At the beginning of the 20th century, caviar still had a prominent place on the menu of Emile Prunier’s Parisian restaurant, but the war of 1914 quickly put an end to exports of Russian caviar, of which Germany was then the exclusive importer. Taking advantage of the inability of German companies to meet the new requirements imposed by the Soviet Union, Emile Prunier negotiated at the end of the war the exclusivity of the worldwide distribution of Russian caviar, thus making Paris the first place in the world for this exceptional product. At the same time, the company manager was informed by a regular of the restaurant, Mr. Blanc, of the presence of sturgeon in the Gironde and its tributaries, the Garonne and the Dordogne. But, according to the regular, they are caught only by the most experienced local fishermen, who discard the eggs after fishing. Stunned, Emile Prunier, with the help of a former captain of the white cuirassiers of the Tsar’s guard who had taken refuge in Bordeaux and was a connoisseur of caviar, immediately launched the first French caviar production: he had nine production and exploitation stations built around a few fishing villages, and set up a shipping unit in Saint-Seurin-d’Uzet. Thus equipped, he becomes not only the only restaurant owner in the world able to serve on his tables sturgeon eggs caught the day before, but also the first producer of French caviar. This marks the beginning of a new stage in the company’s development and international influence.
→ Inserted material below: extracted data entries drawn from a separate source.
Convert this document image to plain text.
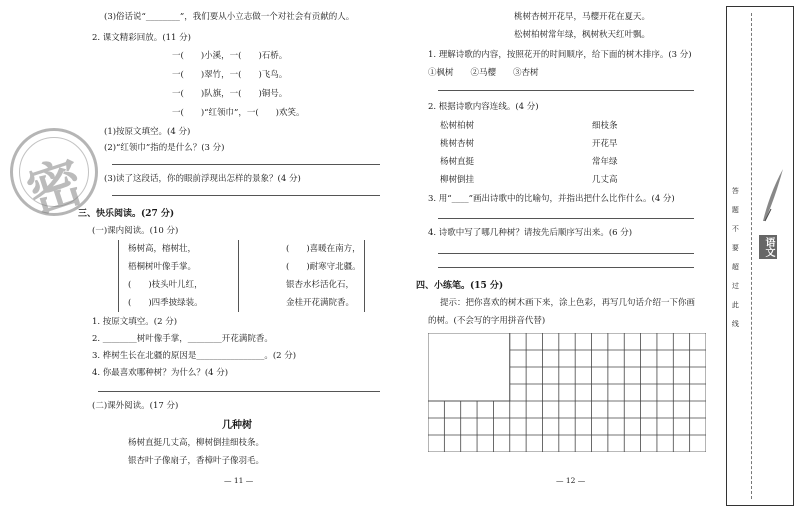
(3)俗话说“________”，我们要从小立志做一个对社会有贡献的人。
2. 课文精彩回放。(11 分)
一(　　)小溪，一(　　)石桥。
一(　　)翠竹，一(　　)飞鸟。
一(　　)队旗，一(　　)铜号。
一(　　)“红领巾”，一(　　)欢笑。
(1)按原文填空。(4 分)
(2)“红领巾”指的是什么？(3 分)
(3)读了这段话，你的眼前浮现出怎样的景象？(4 分)
密
三、快乐阅读。(27 分)
(一)课内阅读。(10 分)
杨树高，榕树壮，
梧桐树叶像手掌。
(　　)枝头叶儿红，
(　　)四季披绿装。
(　　)喜暖在南方，
(　　)耐寒守北疆。
银杏水杉活化石，
金桂开花满院香。
1. 按原文填空。(2 分)
2. ________树叶像手掌，________开花满院香。
3. 桦树生长在北疆的原因是________________。(2 分)
4. 你最喜欢哪种树？为什么？(4 分)
(二)课外阅读。(17 分)
几种树
杨树直挺几丈高，柳树倒挂细枝条。
银杏叶子像扇子，香樟叶子像羽毛。
— 11 —
桃树杏树开花早，马樱开花在夏天。
松树柏树常年绿，枫树秋天红叶飘。
1. 理解诗歌的内容，按照花开的时间顺序，给下面的树木排序。(3 分)
①枫树　　②马樱　　③杏树
2. 根据诗歌内容连线。(4 分)
松树柏树
桃树杏树
杨树直挺
柳树倒挂
细枝条
开花早
常年绿
几丈高
3. 用“____”画出诗歌中的比喻句，并指出把什么比作什么。(4 分)
4. 诗歌中写了哪几种树？请按先后顺序写出来。(6 分)
四、小练笔。(15 分)
提示：把你喜欢的树木画下来，涂上色彩，再写几句话介绍一下你画
的树。(不会写的字用拼音代替)
— 12 —
语文
答题不要超过此线
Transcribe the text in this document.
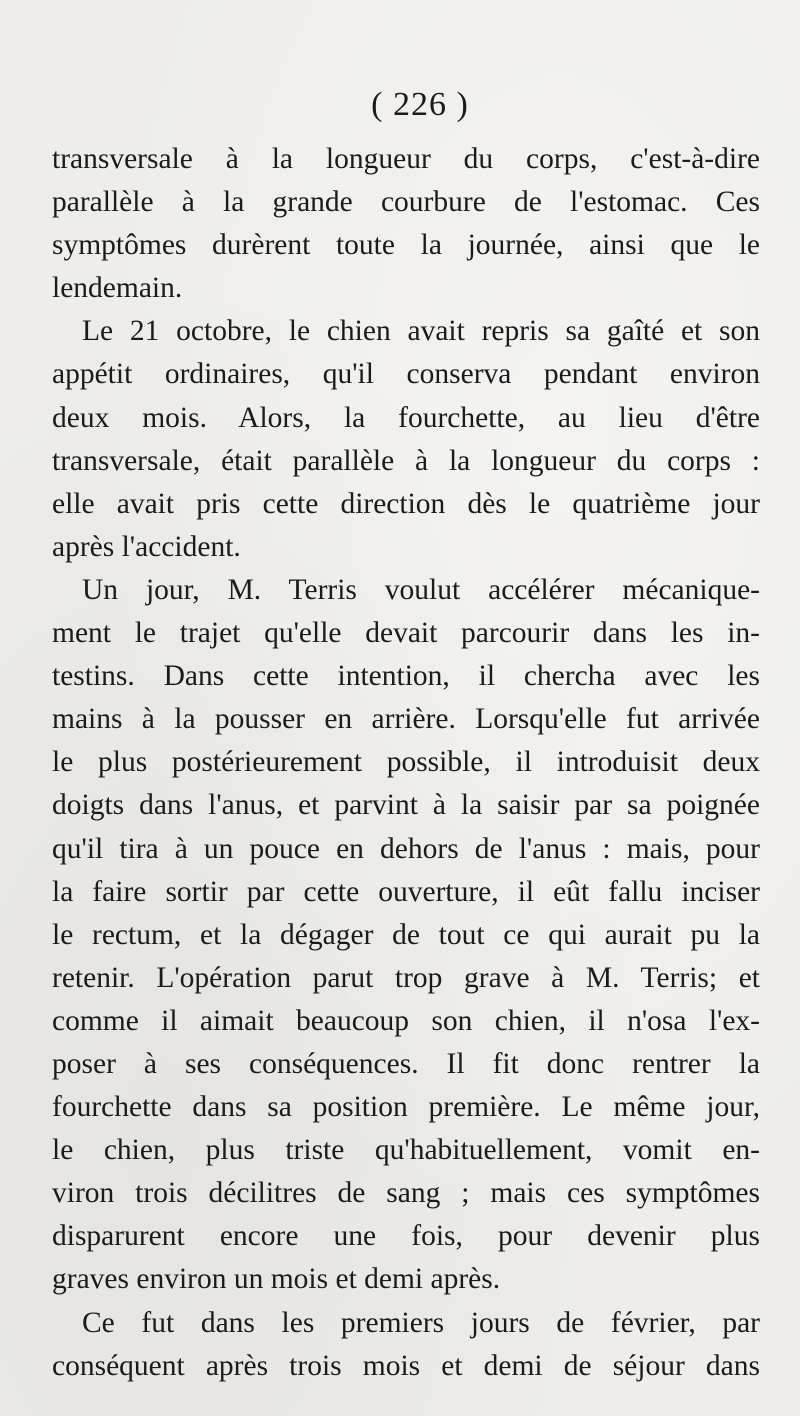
( 226 )
transversale à la longueur du corps, c'est-à-dire
parallèle à la grande courbure de l'estomac. Ces
symptômes durèrent toute la journée, ainsi que le
lendemain.
Le 21 octobre, le chien avait repris sa gaîté et son
appétit ordinaires, qu'il conserva pendant environ
deux mois. Alors, la fourchette, au lieu d'être
transversale, était parallèle à la longueur du corps :
elle avait pris cette direction dès le quatrième jour
après l'accident.
Un jour, M. Terris voulut accélérer mécanique-
ment le trajet qu'elle devait parcourir dans les in-
testins. Dans cette intention, il chercha avec les
mains à la pousser en arrière. Lorsqu'elle fut arrivée
le plus postérieurement possible, il introduisit deux
doigts dans l'anus, et parvint à la saisir par sa poignée
qu'il tira à un pouce en dehors de l'anus : mais, pour
la faire sortir par cette ouverture, il eût fallu inciser
le rectum, et la dégager de tout ce qui aurait pu la
retenir. L'opération parut trop grave à M. Terris; et
comme il aimait beaucoup son chien, il n'osa l'ex-
poser à ses conséquences. Il fit donc rentrer la
fourchette dans sa position première. Le même jour,
le chien, plus triste qu'habituellement, vomit en-
viron trois décilitres de sang ; mais ces symptômes
disparurent encore une fois, pour devenir plus
graves environ un mois et demi après.
Ce fut dans les premiers jours de février, par
conséquent après trois mois et demi de séjour dans
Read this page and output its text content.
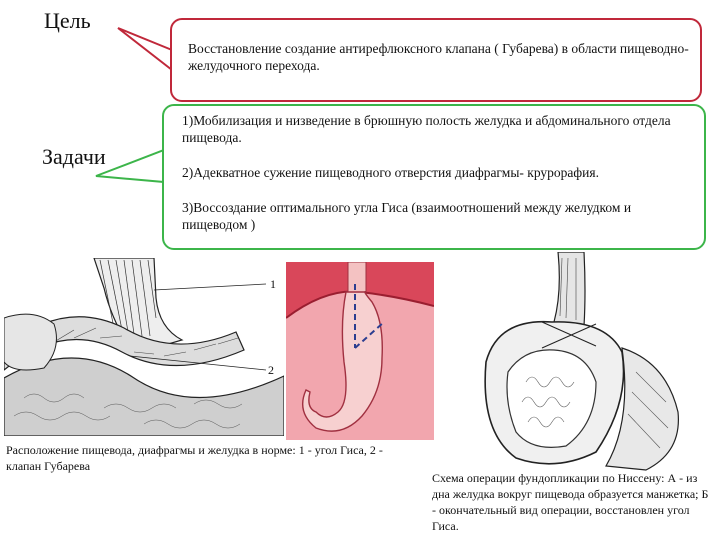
Цель
Задачи

Восстановление создание антирефлюксного клапана ( Губарева) в области пищеводно-желудочного перехода.

1)Мобилизация и низведение в брюшную полость желудка и абдоминального отдела пищевода.

2)Адекватное сужение пищеводного отверстия диафрагмы- крурорафия.

3)Воссоздание оптимального угла Гиса (взаимоотношений между желудком и пищеводом )

1
2
Расположение пищевода, диафрагмы и желудка в норме: 1 - угол Гиса, 2 - клапан Губарева
Схема операции фундопликации по Ниссену: А - из дна желудка вокруг пищевода образуется манжетка; Б - окончательный вид операции, восстановлен угол Гиса.
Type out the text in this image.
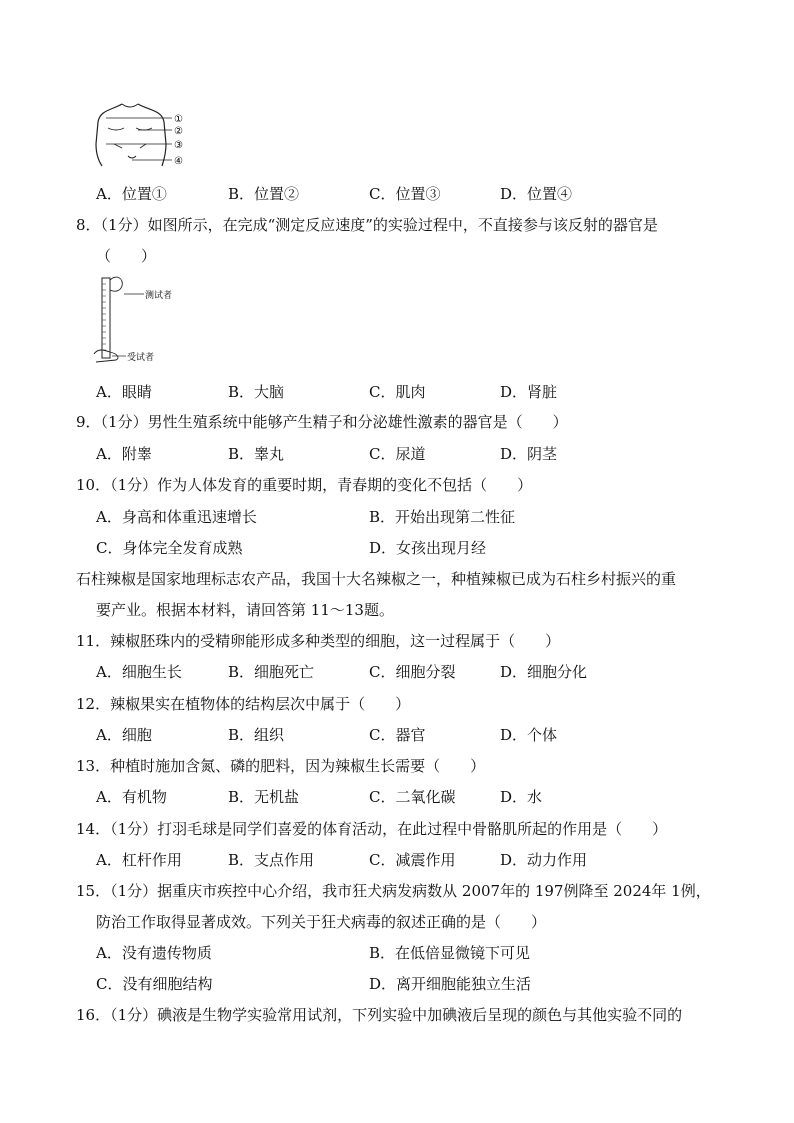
①
②
③
④
A．位置①	B．位置②	C．位置③	D．位置④
8．（1分）如图所示，在完成“测定反应速度”的实验过程中，不直接参与该反射的器官是
（　　）
测试者
受试者
A．眼睛	B．大脑	C．肌肉	D．肾脏
9．（1分）男性生殖系统中能够产生精子和分泌雄性激素的器官是（　　）
A．附睾	B．睾丸	C．尿道	D．阴茎
10．（1分）作为人体发育的重要时期，青春期的变化不包括（　　）
A．身高和体重迅速增长	B．开始出现第二性征
C．身体完全发育成熟	D．女孩出现月经
石柱辣椒是国家地理标志农产品，我国十大名辣椒之一，种植辣椒已成为石柱乡村振兴的重
要产业。根据本材料，请回答第 11～13题。
11．辣椒胚珠内的受精卵能形成多种类型的细胞，这一过程属于（　　）
A．细胞生长	B．细胞死亡	C．细胞分裂	D．细胞分化
12．辣椒果实在植物体的结构层次中属于（　　）
A．细胞	B．组织	C．器官	D．个体
13．种植时施加含氮、磷的肥料，因为辣椒生长需要（　　）
A．有机物	B．无机盐	C．二氧化碳	D．水
14．（1分）打羽毛球是同学们喜爱的体育活动，在此过程中骨骼肌所起的作用是（　　）
A．杠杆作用	B．支点作用	C．减震作用	D．动力作用
15．（1分）据重庆市疾控中心介绍，我市狂犬病发病数从 2007年的 197例降至 2024年 1例，
防治工作取得显著成效。下列关于狂犬病毒的叙述正确的是（　　）
A．没有遗传物质	B．在低倍显微镜下可见
C．没有细胞结构	D．离开细胞能独立生活
16．（1分）碘液是生物学实验常用试剂，下列实验中加碘液后呈现的颜色与其他实验不同的
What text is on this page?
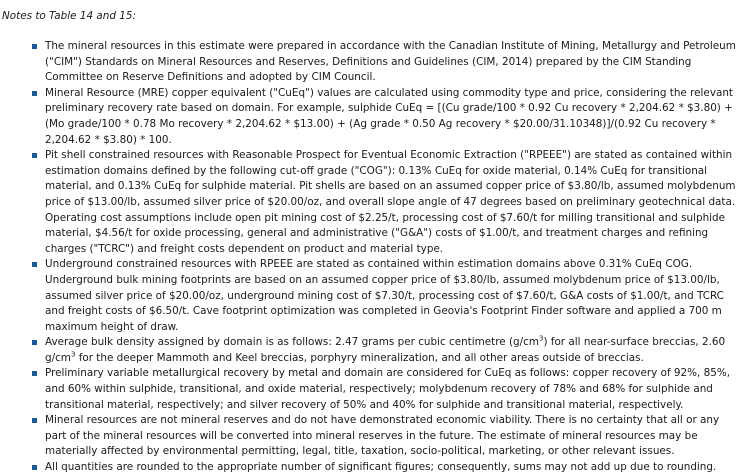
Notes to Table 14 and 15:
The mineral resources in this estimate were prepared in accordance with the Canadian Institute of Mining, Metallurgy and Petroleum ("CIM") Standards on Mineral Resources and Reserves, Definitions and Guidelines (CIM, 2014) prepared by the CIM Standing Committee on Reserve Definitions and adopted by CIM Council.
Mineral Resource (MRE) copper equivalent ("CuEq") values are calculated using commodity type and price, considering the relevant preliminary recovery rate based on domain. For example, sulphide CuEq = [(Cu grade/100 * 0.92 Cu recovery * 2,204.62 * $3.80) + (Mo grade/100 * 0.78 Mo recovery * 2,204.62 * $13.00) + (Ag grade * 0.50 Ag recovery * $20.00/31.10348)]/(0.92 Cu recovery * 2,204.62 * $3.80) * 100.
Pit shell constrained resources with Reasonable Prospect for Eventual Economic Extraction ("RPEEE") are stated as contained within estimation domains defined by the following cut-off grade ("COG"): 0.13% CuEq for oxide material, 0.14% CuEq for transitional material, and 0.13% CuEq for sulphide material. Pit shells are based on an assumed copper price of $3.80/lb, assumed molybdenum price of $13.00/lb, assumed silver price of $20.00/oz, and overall slope angle of 47 degrees based on preliminary geotechnical data. Operating cost assumptions include open pit mining cost of $2.25/t, processing cost of $7.60/t for milling transitional and sulphide material, $4.56/t for oxide processing, general and administrative ("G&A") costs of $1.00/t, and treatment charges and refining charges ("TCRC") and freight costs dependent on product and material type.
Underground constrained resources with RPEEE are stated as contained within estimation domains above 0.31% CuEq COG. Underground bulk mining footprints are based on an assumed copper price of $3.80/lb, assumed molybdenum price of $13.00/lb, assumed silver price of $20.00/oz, underground mining cost of $7.30/t, processing cost of $7.60/t, G&A costs of $1.00/t, and TCRC and freight costs of $6.50/t. Cave footprint optimization was completed in Geovia's Footprint Finder software and applied a 700 m maximum height of draw.
Average bulk density assigned by domain is as follows: 2.47 grams per cubic centimetre $(g/cm^3)$ for all near-surface breccias, 2.60 $g/cm^3$ for the deeper Mammoth and Keel breccias, porphyry mineralization, and all other areas outside of breccias.
Preliminary variable metallurgical recovery by metal and domain are considered for CuEq as follows: copper recovery of 92%, 85%, and 60% within sulphide, transitional, and oxide material, respectively; molybdenum recovery of 78% and 68% for sulphide and transitional material, respectively; and silver recovery of 50% and 40% for sulphide and transitional material, respectively.
Mineral resources are not mineral reserves and do not have demonstrated economic viability. There is no certainty that all or any part of the mineral resources will be converted into mineral reserves in the future. The estimate of mineral resources may be materially affected by environmental permitting, legal, title, taxation, socio-political, marketing, or other relevant issues.
All quantities are rounded to the appropriate number of significant figures; consequently, sums may not add up due to rounding.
Prunier still plays a major role in this microcosm of French caviar – considered one of the best in the world -. By producing 17 tons of caviar per year in a market that produces 40 tons, the company remains at the forefront. To do this, it relies on its factory located not far from Bordeaux, in Montpon-Ménestérol. Prunier perpetuates a know-how inherited from a century of practice. Since the 90s, the Prunier factory has based its breeding on fish farming. She raises the Acipenser baerii, a Siberian sturgeon capable of reaching three meters in length and weighing several hundred kilos. Particularly adapted to captivity, this sturgeon, raised with water and food meeting the best quality criteria, gives its caviar after 8 years of growth.
In the vast basins of the factory, thousands of sturgeon live in the open air and are strictly monitored throughout the year. At maturity, the female undergoes an ultrasound to verify that the size of her eggs remains within the house standards. Once recovered, the eggs are then washed in pure water in several successive baths, then drained and salted according to a know-how developed under the direction of Emile Prunier one hundred years ago. Then comes the canning stage, in which the caviar, like wine, will continue to develop its aromas and texture for over a year.